Trump a déclaré: 'Nous les avons bombardés sans relâche hier soir'. Le 11, le Commandement central américain a mené des frappes aériennes contre 140 cibles, dont des bases de missiles, après l'attaque par les Gardiens de la révolution d'un porte-conteneurs battant pavillon chypriote. Il s'agit de la troisième série de frappes aériennes depuis la reprise des attaques le 7.
Selon les médias iraniens, la partie iranienne a riposté en visant notamment des bases américaines en Jordanie, au Koweït, à Bahreïn, au Qatar et à Oman. Les échanges de frappes se sont étendus à l'ensemble du Moyen-Orient.
Le schéma se répète: l'Iran attaque des navires marchands dans le détroit, l'armée américaine cherche à le contenir par des frappes, puis l'Iran riposte. L'arrière-plan tient au fait que les deux camps n'ont pas réussi à combler leur divergence de perception sur le contrôle du détroit.

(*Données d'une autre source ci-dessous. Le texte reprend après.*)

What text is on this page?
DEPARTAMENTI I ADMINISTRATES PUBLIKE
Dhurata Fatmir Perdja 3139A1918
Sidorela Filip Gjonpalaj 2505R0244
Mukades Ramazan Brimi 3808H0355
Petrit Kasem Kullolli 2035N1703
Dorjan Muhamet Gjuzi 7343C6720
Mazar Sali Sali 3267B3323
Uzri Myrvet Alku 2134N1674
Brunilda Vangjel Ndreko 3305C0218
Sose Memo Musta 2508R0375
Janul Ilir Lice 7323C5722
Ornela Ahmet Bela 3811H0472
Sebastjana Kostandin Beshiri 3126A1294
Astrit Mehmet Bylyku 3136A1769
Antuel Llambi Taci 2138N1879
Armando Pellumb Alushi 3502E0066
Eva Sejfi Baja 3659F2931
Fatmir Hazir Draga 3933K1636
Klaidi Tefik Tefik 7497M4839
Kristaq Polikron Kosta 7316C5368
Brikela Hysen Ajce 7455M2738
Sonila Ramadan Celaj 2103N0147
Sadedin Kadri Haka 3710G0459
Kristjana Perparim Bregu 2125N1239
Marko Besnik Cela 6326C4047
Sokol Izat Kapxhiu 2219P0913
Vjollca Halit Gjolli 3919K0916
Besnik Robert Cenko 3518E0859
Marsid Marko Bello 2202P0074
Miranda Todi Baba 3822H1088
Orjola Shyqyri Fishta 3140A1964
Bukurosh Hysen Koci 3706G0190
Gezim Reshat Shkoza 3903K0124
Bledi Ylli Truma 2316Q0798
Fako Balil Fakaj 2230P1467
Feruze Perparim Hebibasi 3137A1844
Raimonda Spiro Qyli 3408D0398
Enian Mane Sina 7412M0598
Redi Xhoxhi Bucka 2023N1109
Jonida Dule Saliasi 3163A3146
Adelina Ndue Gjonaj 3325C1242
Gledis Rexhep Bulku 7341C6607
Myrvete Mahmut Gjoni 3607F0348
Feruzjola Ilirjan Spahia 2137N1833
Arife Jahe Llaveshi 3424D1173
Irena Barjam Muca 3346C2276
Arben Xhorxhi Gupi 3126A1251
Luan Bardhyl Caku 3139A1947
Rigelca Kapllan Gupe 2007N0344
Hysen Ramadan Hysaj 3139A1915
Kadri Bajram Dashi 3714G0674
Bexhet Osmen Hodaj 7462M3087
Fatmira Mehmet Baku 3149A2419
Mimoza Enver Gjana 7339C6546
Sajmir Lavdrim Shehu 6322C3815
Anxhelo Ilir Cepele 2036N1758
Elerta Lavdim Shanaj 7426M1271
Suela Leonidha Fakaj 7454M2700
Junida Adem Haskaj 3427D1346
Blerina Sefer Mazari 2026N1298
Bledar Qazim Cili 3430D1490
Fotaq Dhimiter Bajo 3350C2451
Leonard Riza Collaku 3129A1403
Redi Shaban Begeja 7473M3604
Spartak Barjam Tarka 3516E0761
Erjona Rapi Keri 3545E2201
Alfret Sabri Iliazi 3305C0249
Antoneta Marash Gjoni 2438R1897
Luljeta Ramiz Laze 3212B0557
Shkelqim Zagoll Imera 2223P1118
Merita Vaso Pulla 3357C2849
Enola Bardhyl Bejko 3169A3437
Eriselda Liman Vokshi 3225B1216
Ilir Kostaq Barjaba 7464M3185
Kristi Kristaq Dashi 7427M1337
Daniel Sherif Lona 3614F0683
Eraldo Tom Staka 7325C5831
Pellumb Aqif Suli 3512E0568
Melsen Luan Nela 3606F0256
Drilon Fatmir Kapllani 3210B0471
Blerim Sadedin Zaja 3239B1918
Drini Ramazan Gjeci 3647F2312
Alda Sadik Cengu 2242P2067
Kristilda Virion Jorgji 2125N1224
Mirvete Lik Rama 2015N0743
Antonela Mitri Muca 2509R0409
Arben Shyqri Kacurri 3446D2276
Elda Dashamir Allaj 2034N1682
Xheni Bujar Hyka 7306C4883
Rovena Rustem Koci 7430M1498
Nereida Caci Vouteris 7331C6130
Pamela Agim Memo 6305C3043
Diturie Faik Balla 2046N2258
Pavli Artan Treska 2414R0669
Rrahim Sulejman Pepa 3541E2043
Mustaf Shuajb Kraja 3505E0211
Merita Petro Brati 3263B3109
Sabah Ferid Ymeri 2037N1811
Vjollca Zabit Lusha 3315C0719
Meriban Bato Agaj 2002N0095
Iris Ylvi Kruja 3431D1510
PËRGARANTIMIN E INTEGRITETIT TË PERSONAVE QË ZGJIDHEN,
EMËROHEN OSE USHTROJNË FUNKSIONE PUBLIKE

Reprise du dialogue sans issue
Après les échanges de frappes des 7 et 8 avec l'Iran, les États-Unis ont cherché à relancer le dialogue. Ils ont proposé que les négociations reprennent si l'Iran déclarait cesser ses attaques contre les navires marchands transitant par le détroit d'Ormuz, tandis que des médiateurs comme le Pakistan et le Qatar se sont mobilisés. De nouvelles discussions en Suisse avaient également été évoquées.
Selon le site d'information américain Axios, l'Iran, Oman et des médiateurs du Moyen-Orient se sont entretenus le 10 au sujet de la question du détroit. Une proposition visant à rétablir une navigation sans restriction sur la route sud, via les eaux omanaises, a été mise sur la table, mais la partie iranienne l'a emportée pour consultation interne, a indiqué le site. Les échanges de frappes du 11 se sont produits juste après.
Trump a déclaré: 'Hier, ils ont accepté. Mais à peine avaient-ils quitté la pièce qu'ils ont lancé un drone moins d'une heure plus tard'. On ne sait pas si l'Iran a réellement donné son accord, mais le mécontentement reste vif face à l'idée qu'un mouvement vers le dialogue ait été compromis par des attaques contre des navires marchands.
Le mémorandum conclu en juin entre les États-Unis et l'Iran en vue de mettre fin aux combats est lui aussi plongé dans l'incertitude. Trump a déclaré que le 'cessez-le-feu est terminé' à la suite des attaques iraniennes contre les navires marchands. De son côté, le président du Parlement, Ghalibaf, a affirmé le 12 sur les réseaux sociaux que le mémorandum stipulait clairement que l'Iran superviserait la sécurité de la navigation dans le détroit d'Ormuz, appelant les États-Unis à le respecter.
Les États-Unis cherchent, par la force, à réduire la capacité de l'Iran à attaquer les navires empruntant la route du sud. Tout en visant des petites embarcations, des dépôts de munitions et des installations radar, ils n'ont pas trouvé de voie de sortie pour relancer les négociations et ne parviennent pas à sortir de l'escalade des frappes.